Extra space at the beginning from the 2nd line onwards.
+ (event == TRIGGER_EVENT_UPDATE && ((oldtup == NULL) ^ (newtup
== NULL))))
Is there some reason why a bitwise operator is used here?
+ * 'update_rri' has the UPDATE per-subplan result rels.
Could you explain why they are being received as input here?
+ * 'perleaf_parentchild_maps' receives an array of TupleConversionMap objects
+ * with on entry for every leaf partition (required to convert input
tuple
+ * based on the root table's rowtype to a leaf partition's rowtype after
+ * tuple routing is done)
Could this be named leaf_tupconv_maps, maybe? It perhaps makes clear that
they are maps needed for "tuple conversion". And the other field holding
the reverse map as leaf_rev_tupconv_maps. Either that or use underscores
to separate words, but then it gets too long I guess.
+ tuple = ConvertPartitionTupleSlot(mtstate,
+
mtstate->mt_perleaf_parentchild_maps[leaf_part_index],
+
The 2nd line here seems to have gone over 80 characters.
ISTM, ConvertPartitionTupleSlot has a very specific job and a bit complex
interface. I guess it could simply have the following interface:
static HeapTuple ConvertPartitionTuple(ModifyTabelState *mtstate,
HeapTuple tuple, bool is_update);
And figure out, based on the value of is_update, which map to use and
which slot to set *p_new_slot to (what is now "new_slot" argument).
You're getting mtstate here anyway, which contains all the information you
need here. It seems better to make that (selecting which map and which
slot) part of the function's implementation if we're having this function
at all, imho. Maybe I'm missing some details there, but my point still
remains that we should try to put more logic in that function instead of
it just do the mechanical tuple conversion.

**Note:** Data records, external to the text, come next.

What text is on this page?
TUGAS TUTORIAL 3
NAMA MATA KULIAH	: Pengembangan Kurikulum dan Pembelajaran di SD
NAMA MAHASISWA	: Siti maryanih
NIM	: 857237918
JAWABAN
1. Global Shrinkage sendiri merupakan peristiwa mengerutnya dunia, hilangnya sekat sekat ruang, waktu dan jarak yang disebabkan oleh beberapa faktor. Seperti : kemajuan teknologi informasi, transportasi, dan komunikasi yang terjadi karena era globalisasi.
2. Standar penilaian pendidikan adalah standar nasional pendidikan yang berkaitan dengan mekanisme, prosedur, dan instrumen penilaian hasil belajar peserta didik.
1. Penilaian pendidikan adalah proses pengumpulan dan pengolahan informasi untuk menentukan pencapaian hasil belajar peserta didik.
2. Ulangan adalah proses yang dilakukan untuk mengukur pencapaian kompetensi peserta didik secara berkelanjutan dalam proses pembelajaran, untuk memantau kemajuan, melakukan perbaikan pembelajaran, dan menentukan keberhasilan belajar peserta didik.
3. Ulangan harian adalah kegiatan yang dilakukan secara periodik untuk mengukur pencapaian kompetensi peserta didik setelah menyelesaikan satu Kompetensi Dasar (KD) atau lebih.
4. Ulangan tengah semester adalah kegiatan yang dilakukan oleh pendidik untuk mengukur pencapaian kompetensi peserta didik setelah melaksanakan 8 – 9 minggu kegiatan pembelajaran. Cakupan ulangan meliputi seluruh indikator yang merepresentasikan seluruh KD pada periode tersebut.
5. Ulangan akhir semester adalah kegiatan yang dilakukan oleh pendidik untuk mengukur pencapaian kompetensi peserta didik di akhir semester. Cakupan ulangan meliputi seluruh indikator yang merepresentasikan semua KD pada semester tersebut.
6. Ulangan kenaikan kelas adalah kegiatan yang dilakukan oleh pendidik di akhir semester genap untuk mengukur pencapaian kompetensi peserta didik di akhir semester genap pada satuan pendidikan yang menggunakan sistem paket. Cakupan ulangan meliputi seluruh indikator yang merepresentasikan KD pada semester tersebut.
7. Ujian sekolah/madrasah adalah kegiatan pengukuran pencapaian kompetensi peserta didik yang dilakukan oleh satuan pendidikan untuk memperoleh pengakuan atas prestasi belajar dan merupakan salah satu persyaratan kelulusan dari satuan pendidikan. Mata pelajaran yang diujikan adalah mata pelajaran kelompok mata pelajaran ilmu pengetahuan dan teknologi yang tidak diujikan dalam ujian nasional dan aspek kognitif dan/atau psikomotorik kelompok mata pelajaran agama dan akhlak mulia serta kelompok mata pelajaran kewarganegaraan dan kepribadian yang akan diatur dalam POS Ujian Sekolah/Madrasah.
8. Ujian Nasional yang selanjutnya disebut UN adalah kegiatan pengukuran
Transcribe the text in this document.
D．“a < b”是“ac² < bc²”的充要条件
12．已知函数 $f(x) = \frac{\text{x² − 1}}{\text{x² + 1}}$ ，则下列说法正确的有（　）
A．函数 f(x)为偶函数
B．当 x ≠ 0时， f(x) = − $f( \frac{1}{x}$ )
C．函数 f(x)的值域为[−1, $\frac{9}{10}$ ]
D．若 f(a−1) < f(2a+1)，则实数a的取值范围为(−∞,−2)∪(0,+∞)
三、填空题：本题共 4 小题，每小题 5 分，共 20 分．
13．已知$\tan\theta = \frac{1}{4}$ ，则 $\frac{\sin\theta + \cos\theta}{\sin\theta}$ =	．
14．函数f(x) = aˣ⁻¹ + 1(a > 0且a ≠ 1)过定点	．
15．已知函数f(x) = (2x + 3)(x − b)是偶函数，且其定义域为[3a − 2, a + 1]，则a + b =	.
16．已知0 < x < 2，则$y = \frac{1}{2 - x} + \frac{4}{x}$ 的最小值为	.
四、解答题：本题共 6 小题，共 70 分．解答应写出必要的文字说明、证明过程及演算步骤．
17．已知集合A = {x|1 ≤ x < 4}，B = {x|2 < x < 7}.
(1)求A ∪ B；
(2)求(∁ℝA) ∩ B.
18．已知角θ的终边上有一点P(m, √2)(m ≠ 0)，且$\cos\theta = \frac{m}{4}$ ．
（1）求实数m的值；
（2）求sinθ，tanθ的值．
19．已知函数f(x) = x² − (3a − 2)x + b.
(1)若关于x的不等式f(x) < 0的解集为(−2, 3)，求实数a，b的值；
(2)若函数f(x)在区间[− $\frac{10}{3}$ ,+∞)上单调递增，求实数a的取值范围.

+ * We have already checked partition constraints above, so skip them
+ * below.
How about: ", so skip checking here."?
ISTM, the newly introduced logic in ExecSetupTransitionCaptureState() to
try to reuse the per-subplan child-to-parent map as per-leaf
child-to-parent map could be simplified a bit. I mean the following code:
+ /*
+ * But for Updates, we can share the per-subplan maps with the per-leaf
+ * maps.
+ */
+ update_rri_index = 0;
+ update_rri = mtstate->resultRelInfo;
+ if (mtstate->mt_nplans > 0)
+ cur_reloid = RelationGetRelid(update_rri[0].ri_RelationDesc);
- /* Choose the right set of partitions */
- if (mtstate->mt_partition_dispatch_info != NULL)
+ for (i = 0; i < numResultRelInfos; ++i)
+ {
<snip>
How about (pseudo-code):
j = 0;
for (i = 0; i < n_leaf_parts; i++)
{
if (j < n_subplans && leaf_rri[i]->oid == subplan_rri[j]->oid)
{
leaf_childparent_map[i] = subplan_childparent_map[j];
j++;
}
else
{
leaf_childparent_map[i] = new map
}
}
I think the above would also be useful in ExecSetupPartitionTupleRouting()
where you've added similar code to try to reuse per-subplan ResultRelInfos.
In ExecInitModifyTable(), can we try to minimize the number of places
where update_tuple_routing_needed is being set. Currently, it's being set
in 3 places:
+ bool update_tuple_routing_needed = node->part_cols_updated;
&
+ /*
+ * If this is an UPDATE and a BEFORE UPDATE trigger is present,
we may
+ * need to do update tuple routing.
+ */
+ if (resultRelInfo->ri_TrigDesc &&
+ resultRelInfo->ri_TrigDesc->trig_update_before_row &&
+ operation == CMD_UPDATE)
+ update_tuple_routing_needed = true;
&
+ /* Decide whether we need to perform update tuple routing. */
+ if (rel->rd_rel->relkind != RELKIND_PARTITIONED_TABLE)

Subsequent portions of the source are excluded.